The Oscar Buzz: #OscarsSoWhite


the oscars

Eliana Saidel

the oscars
For movie fans, the Oscars is one of the biggest events of the year! Photo courtesy of Flickr.

Every January, actors, filmmakers, and avid movie lovers everywhere turn their attention to the Academy Awards nominations. The Oscars, an annual event celebrating and recognizing the best of the past year’s movies, were broadcast around the world on Sunday, Feb. 28. Hosted by Chris Rock, this year’s Oscars are gained publicity by the day. The nominations were out, and a wide variety of categories were being voted upon by the members of the Academy of Motion Picture Arts and Sciences. The nominations have ignited debates and sparked interest across the country.

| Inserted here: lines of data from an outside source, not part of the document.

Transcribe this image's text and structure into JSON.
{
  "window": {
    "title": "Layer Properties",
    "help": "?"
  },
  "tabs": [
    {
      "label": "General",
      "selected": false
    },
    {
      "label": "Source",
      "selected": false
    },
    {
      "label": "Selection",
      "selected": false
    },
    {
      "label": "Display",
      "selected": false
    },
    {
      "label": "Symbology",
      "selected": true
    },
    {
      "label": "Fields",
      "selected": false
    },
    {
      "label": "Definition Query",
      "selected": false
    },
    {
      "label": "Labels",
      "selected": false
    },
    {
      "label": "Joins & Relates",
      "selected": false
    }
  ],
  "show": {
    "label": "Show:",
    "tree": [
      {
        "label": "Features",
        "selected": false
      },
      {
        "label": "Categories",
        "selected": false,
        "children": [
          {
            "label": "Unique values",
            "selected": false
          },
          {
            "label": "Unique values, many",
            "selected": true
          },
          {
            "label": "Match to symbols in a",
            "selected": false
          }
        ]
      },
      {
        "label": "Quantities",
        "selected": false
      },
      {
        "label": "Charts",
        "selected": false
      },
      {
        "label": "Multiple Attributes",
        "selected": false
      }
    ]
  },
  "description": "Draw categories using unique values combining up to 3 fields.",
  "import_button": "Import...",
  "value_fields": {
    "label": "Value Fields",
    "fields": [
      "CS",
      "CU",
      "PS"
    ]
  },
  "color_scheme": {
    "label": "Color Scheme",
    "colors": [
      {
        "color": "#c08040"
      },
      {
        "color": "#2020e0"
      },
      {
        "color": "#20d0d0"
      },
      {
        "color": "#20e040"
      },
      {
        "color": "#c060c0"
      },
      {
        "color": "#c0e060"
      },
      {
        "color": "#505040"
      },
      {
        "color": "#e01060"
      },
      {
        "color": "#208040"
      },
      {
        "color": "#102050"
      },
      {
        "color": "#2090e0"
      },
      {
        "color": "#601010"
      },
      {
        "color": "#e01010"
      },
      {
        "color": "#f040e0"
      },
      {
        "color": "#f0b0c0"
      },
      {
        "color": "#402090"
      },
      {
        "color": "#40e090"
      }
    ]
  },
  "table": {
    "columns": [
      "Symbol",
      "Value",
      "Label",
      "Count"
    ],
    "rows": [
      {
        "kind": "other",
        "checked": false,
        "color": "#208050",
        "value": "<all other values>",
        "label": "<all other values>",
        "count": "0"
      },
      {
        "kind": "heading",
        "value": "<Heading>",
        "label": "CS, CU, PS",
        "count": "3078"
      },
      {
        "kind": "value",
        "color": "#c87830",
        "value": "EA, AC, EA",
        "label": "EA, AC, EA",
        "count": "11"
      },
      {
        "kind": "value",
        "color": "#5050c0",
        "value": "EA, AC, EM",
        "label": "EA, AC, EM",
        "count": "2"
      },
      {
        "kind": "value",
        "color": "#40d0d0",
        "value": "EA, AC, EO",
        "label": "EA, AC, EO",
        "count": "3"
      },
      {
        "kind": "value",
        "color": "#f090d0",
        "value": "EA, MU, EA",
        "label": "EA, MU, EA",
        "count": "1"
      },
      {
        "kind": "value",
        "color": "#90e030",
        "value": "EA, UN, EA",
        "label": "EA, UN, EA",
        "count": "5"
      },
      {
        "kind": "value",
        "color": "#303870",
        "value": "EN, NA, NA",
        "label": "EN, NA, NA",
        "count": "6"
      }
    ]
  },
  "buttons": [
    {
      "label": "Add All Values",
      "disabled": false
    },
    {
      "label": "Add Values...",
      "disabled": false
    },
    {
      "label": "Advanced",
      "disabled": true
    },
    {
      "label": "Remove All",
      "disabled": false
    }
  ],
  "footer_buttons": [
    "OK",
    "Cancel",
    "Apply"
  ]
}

This season’s nominations bring up some questions about race in the movie industry. Every single nominee in the top four categories (best actor, best actress, best supporting actor, and best supporting actress) is white, prompting the hashtag #OscarsSoWhite to resurface on the Internet. Additionally, according to The Hollywood Reporter, an online news source, The Academy received criticism for having few women and minorities in its voting body. Chris Rock is still hosting the ceremonies, but he has been prompted to withdraw and join celebrities such as Will Smith, Jada Pinkett Smith, and Spike Lee in their Oscar boycott.

#OscarsSoWhite was conceived by April Reign, a lawyer who left her practice to speak out about racial inequality, politics, and culture. Reign created this hashtag last year, when there were only white nominees. She is also the managing editor of, a website that highlights the success of African Americans on the “Great White Way,” more commonly known as Broadway. Reign revealed her disappointment in the Oscar nominations, in the Academy, and with Hollywood in general. Reign endorses Smith’s and Lee’s boycotts, and she has been urging others to do the same. Reign herself will not attend, and she will be participating in a virtual counter-program, similar to the one she held last year. Her 2015 counter-program consisted of live tweeting Will Smith’s movie Coming to America, and we can expect something similar for 2016.

The president of the Academy, Cheryl Boone Isaacs, issued a statement on January 19 that said how she was heartbroken and frustrated about the lack of inclusion,” and that it is “time for big changes.” The Los Angeles Times covered the emergency meeting held by The Academy, in which it approved some new rules pertaining to membership. All of these new policies are  part of an effort to double the number of minorities and women in the Academy, although none of the rules will apply to this year’s Oscars.

Chris Rock is still the emcee of the ceremonies, despite being pressured to back out. He has not directly responded to those suggestions, but in an interview with Variety Magazine, Academy Awards producer Reginald Hudlin stated that Rock told him he was “throwing out the show I wrote and writing a new show.” Rock is going to address #OscarsSoWhite at the event, and the Academy “is ready for that,” Hudlin added. “They’re excited about him doing that.”  

No one can say what the future has in store for the Oscars, or for the Academy’s progression towards racial equality. All anyone can do is hope that the ones who can make the changes that are necessary make them, and that in the end, the movie industry remains a source of joy and happiness for all its viewers, rather than a source of anger and inequality.